MyData 2017 Blog

Garage48 Hackathon Lift99
24
May

Hackathon

Garage48 in Telliskivi, Tallinn

Hackathons, as they become more and more popular for a good reason, do not only compete with most interesting data sets, but also with the facilities. When competing with the comfort, Garage48 Big Data & Open Data was strong in Tallinn.

Telliskivi, the most hip area of Tallinn, or “Creative City” as they call it, filled with quirky restaurants, design shops, artsy environment, and somehow a “little Berlin” feeling, for sure is exciting place to hold a hackathon.

Garage48 Hackathon Lift99

Hackers and Mentors

On Friday, the participants had pitches about their pre-thought or invented-on-spot project ideas. Total of 23 ideas were presented in short pitches. Then people who wanted to join in the project ideas attached their talent, front-end or back-end developing, business, or design, to the project. As some of the teams had too little number people, they were eliminated and joined to other teams until 14 projects with at least 4 persons in a team were left.

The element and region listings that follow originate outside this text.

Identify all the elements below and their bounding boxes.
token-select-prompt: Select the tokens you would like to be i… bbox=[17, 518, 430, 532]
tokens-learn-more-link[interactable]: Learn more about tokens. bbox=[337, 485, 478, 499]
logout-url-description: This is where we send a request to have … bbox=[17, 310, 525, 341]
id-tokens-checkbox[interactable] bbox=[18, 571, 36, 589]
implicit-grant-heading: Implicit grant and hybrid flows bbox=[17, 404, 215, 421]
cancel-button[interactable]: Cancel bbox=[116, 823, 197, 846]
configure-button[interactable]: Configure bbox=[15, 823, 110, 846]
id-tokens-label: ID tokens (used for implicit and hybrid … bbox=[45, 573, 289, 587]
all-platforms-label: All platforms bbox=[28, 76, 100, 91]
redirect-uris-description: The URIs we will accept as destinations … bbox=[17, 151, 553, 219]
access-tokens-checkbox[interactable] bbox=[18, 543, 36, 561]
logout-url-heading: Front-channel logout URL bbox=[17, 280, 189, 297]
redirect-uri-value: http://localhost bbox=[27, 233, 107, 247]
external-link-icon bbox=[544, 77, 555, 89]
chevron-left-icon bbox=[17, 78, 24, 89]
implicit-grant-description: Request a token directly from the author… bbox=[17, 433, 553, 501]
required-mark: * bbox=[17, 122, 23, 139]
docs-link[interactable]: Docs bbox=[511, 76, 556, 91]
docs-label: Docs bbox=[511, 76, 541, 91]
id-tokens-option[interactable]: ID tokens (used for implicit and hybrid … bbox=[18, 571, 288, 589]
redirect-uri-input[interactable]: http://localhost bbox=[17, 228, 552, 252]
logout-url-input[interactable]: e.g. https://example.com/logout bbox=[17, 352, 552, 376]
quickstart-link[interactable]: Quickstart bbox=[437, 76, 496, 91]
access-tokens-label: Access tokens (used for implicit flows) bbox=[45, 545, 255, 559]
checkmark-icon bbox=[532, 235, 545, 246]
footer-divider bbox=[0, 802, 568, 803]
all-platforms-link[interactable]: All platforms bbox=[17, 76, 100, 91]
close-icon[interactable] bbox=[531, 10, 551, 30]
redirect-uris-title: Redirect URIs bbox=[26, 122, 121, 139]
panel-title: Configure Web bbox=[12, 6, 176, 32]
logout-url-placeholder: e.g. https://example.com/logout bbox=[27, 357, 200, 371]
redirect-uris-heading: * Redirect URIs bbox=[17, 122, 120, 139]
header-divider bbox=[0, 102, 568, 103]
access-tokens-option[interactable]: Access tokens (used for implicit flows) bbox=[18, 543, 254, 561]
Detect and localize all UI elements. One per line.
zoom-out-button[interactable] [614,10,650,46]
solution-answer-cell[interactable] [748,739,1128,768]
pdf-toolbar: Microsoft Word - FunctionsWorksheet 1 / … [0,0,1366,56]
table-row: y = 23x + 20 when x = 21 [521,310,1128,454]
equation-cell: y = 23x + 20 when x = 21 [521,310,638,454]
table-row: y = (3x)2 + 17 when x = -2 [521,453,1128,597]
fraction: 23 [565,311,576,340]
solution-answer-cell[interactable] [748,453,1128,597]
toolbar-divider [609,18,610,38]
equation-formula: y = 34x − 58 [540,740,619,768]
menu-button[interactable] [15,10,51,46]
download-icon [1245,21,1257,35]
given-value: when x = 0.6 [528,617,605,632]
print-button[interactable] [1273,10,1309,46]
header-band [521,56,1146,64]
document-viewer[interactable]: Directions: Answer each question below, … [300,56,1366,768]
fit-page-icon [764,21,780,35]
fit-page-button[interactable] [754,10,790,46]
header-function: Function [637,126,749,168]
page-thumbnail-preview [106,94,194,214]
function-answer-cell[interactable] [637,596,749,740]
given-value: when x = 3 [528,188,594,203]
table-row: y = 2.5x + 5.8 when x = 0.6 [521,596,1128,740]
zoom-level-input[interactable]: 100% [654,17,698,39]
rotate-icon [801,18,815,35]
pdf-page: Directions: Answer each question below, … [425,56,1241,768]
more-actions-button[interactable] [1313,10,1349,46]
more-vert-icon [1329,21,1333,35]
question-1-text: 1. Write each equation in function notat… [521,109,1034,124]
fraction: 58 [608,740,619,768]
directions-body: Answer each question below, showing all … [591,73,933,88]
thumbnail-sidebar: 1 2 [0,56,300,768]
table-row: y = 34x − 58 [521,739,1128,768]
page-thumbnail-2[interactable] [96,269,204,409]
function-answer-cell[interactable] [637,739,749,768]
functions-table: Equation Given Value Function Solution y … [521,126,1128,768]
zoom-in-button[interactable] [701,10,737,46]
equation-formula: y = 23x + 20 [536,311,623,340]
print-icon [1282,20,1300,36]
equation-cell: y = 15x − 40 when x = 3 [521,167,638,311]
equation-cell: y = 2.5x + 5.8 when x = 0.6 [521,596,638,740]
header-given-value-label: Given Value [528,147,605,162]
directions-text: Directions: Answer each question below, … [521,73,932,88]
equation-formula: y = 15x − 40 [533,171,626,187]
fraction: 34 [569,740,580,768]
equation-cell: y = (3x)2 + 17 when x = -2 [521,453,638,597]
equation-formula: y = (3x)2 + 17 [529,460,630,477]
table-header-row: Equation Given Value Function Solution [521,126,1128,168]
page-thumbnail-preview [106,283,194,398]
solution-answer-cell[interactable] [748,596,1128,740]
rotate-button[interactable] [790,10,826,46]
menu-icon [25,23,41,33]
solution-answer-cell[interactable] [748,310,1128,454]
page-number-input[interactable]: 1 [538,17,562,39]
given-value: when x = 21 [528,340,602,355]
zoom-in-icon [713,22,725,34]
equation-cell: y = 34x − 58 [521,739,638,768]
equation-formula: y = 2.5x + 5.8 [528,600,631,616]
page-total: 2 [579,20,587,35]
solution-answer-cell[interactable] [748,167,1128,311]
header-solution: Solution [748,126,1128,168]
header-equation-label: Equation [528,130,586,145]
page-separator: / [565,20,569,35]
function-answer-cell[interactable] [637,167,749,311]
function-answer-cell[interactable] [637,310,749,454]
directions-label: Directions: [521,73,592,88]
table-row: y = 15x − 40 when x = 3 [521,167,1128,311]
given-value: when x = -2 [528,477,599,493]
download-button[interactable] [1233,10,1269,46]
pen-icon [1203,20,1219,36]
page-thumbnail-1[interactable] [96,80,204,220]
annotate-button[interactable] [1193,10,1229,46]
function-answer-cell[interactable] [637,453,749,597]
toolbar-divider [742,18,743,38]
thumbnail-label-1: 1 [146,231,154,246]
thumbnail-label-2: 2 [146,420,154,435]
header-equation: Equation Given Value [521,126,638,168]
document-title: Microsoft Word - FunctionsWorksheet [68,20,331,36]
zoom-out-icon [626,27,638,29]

On Saturday morning, as the hackers crawled up and continued to work the projects started the evening before, the site seemed first quiet. This however, was just an illusion since the venue, Lift99, was just rather smart in hiding the teams into two floors of rooms. When entering one room then, the hackathon energy, keyboards clicking, people discussing, and inspiration flying in the air hit you in the face like a wrecking ball.

Garage48 Hackathon Telliskivi

The mentoring mentality is something worth mentioning. Over 20 mentors, divided to their skill sets in business, tech, and design, were meeting together and discussing the team ideas and development. They were thinking for example who has the most experience in the area of the project, who would have contacts to share with the team to get some more detailed support. “The projects were good, I was happy to see some of my students from the university there. Very practical solutions!”

On Sunday, the day for pitching, one could feel see the teams going around and talking by themselves, practising their turn. They had extremely good help in the morning with their pitches, when Priit and couple of mentors made the teams have pitch a rehearsal. Instructions how to use the microphone, reminder to thank the team, and very detailed individual pitch tips were given, and it showed. When the teams then pitched in the evening to a full audience, the development from the morning rehearsal to the real pitch was loud and clear.

The Projects

Big data and open data seemed to be solution to fake news, smart pension savings, finding trusted partners, and transparent municipal decisions. See all team descriptions in Garage48 blog post.

Garage48 Hackathon Telliskivi

MyData Conference’s challenge “Make personal data handling more understandable!” was put in to trigger some solutions around personal data handling. We came there with a prize, full conference day tickets to the team and we rewarded team PSII, Personal Sensitive Identifiable Identity, shortly explained their solution was a scanner that identifies personal data and makes process of hiding it faster.

The aggressive pitching style of the team was amusing to the crowd. The big, closing, unclear cloud of EU GDRP worked as a kick in, pinpointing with a finger that every government, private company that is not compliant in 12 months is in trouble, and that kids and persons with disabilities are the ones taking the cost. The unique presentation method really worked as a power tool for their message. Like Priit, organiser and host of the hackathon, put it “this was a kick in the nuts”. The demo was done with the Estonian parliament (Riigikogu) API’s test-environment.